I’m reading Steve Jobs’ biography by Walter Isaacson.
It’s very, very hard to put down and, when you do, it draws you back.
The book is like Jobs himself: magnetic.
You ask yourself: how could one man revolutionise six entire industries:
Personal computing.
Film animation.
Music.
Phones.
Tablet computing.
Publishing.
How does one man do all of that?
The answer is in what those who knew him referred to as his ‘reality distortion field’.
He didn’t look to reality to tell him what was possible.
He dictated to reality what was possible.
Now obviously this doesn’t always work.
50% of the time you’re going to have some unpleasant surprises.
For instance, he was fired from his own company.
But it does allow you to accomplish things that people who wait for permission and agreement can’t.
Because 50% of the time it does work.
And if, like Steve Jobs, you can take the rough with the smooth, you can accomplish much, much more than conventional wisdom says you ought to.
There are two examples of his ‘reality distortion field’ that really struck me.
Steve Jobs was fanatical about perfectionism.
This was fine for him, but how do you carry other people along with your vision?
The people who actually have to do the work.
Jobs often turned circuit designs down because the lines weren’t perfectly straight.
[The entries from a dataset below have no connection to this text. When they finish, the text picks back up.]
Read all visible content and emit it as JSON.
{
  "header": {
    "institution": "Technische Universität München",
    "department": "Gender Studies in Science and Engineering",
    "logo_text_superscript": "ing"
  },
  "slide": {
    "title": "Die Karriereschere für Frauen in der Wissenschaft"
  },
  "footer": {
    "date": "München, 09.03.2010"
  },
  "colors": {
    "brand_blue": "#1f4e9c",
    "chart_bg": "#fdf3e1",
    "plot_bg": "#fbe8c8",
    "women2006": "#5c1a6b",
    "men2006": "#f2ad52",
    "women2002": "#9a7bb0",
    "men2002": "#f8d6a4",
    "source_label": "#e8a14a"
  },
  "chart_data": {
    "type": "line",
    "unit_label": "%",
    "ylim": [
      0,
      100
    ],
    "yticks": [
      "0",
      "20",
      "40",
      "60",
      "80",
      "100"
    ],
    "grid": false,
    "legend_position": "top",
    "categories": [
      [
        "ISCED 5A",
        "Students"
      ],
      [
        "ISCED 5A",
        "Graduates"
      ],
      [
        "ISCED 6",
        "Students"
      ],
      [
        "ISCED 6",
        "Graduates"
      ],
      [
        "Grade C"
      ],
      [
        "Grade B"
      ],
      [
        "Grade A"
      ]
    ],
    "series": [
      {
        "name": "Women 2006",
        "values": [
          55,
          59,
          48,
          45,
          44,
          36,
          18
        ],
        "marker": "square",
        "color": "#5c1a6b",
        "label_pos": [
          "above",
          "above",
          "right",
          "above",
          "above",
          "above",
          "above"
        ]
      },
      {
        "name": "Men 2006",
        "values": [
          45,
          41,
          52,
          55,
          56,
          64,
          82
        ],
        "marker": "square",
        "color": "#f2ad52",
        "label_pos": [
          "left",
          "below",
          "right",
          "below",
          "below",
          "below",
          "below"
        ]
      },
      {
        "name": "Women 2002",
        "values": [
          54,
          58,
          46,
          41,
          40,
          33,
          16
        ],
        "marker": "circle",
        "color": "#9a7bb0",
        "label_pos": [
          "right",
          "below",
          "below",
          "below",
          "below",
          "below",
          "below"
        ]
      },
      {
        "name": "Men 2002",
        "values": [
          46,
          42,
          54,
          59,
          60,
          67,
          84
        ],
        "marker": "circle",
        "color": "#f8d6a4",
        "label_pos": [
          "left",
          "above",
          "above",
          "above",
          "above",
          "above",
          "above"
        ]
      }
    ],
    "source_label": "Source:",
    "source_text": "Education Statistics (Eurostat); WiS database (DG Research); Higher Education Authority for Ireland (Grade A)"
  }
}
The engineers didn’t understand why.
It would work just as well, whether the lines were straight or not.
And no one would ever see them.
But Jobs insisted.
He wanted it perfect whether anyone would see it or not.
It meant working days, nights, and weekends non-stop for the engineers.
But eventually they finished.
And the end product was great.
Then Jobs got all twenty engineers together and asked them to sign their names on a sheet of paper.
Then he told them that every computer made would have their signatures engraved on the inside, like artists.
No one else would see it, but they’d be there.
On every single computer that went out.
To recognise that it was their creation.
That’s why people did the impossible for Steve Jobs.
Another engineer, Larry Kenyon, explained an example of the ‘reality distortion field’.
Steve Jobs told him the new computer was taking ten seconds too long to boot up.
Kenyon said shaving ten seconds off wasn’t worth the effort it would take.
But Jobs cut him off.
He said “If it would save a person’s life, would you shave 10 seconds off the start up time?”
The engineer thought it was a silly question.
Jobs said “If I could show you a way you could save a person’s life, would you do it.”
Jobs was so intense that Kenyon said, he guessed he’d have to find a way.
Jobs started writing numbers.
He said “Okay, we know around 5 million people will be using this computer every day.
We know that 5 million times 10 seconds, every day, is roughly 300 million hours a year.
So we know that by cutting 10 seconds off the startup time, you could save the equivalent of at least a hundred lifetimes a year.”
Larry Kenyon just sat there open mouthed.
He couldn’t argue with it.
He’d never thought of it like that.
He suddenly saw the world of computers from Steve Jobs’ perspective.
Not that tiny things didn’t really matter.
But that tiny things mattered incredibly.
Two weeks later Larry Kenyon came back with twenty six seconds shaved off the startup time.
And that’s Steve Jobs’ ‘reality distortion field’.
And that’s how you revolutionise six industries.
You have to get people to want to do the impossible.